Dulquer and Aditi are strangely awkward with one another, like two strangers in a railway compartment who decide to behave like close friends to drive away the boredom of the long journey.
And the less said about Kajal Aggarwal, the better. She plays a psychologist. But behaves so unprofessionally it seems she is in the business of seduction rather than the responsibility of hearing couples fume over their fractured marriages.
The triangle among Dulquer, Rao aand Aggarwal in the second-half is like tedium in a terror chamber with no exists.
What I like are the comments on house husbandry and on traditional gender roles. These, sadly, are diluted by some hideous compromises: just because a choreographer directs this dunce-special must we have an elaborate quasi-classical number where Rao and Aggarwal twirl and spin like twins in la la land.

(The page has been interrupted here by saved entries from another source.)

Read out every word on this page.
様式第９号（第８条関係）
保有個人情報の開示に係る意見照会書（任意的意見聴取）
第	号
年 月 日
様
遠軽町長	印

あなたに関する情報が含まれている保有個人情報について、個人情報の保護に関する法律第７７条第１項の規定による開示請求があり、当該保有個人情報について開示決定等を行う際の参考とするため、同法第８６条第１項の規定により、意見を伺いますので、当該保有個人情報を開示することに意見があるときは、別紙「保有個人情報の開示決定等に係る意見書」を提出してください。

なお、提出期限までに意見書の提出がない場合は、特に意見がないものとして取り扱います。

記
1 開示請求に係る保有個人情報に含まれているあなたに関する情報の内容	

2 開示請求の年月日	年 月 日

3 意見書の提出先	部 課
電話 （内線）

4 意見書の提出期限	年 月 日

Like chewing gum, Hey Sinamika gets more rubbery in flavour as it moves forward laughing at its own jokes but sadly unable to communicate even an iota of the intended humour to the audience.By the time Dulquer and Rao reach the court for a divorce the audience is ready for an out-of-court settlement: tell us this film is a joke, and we promise not to sue for mental torture.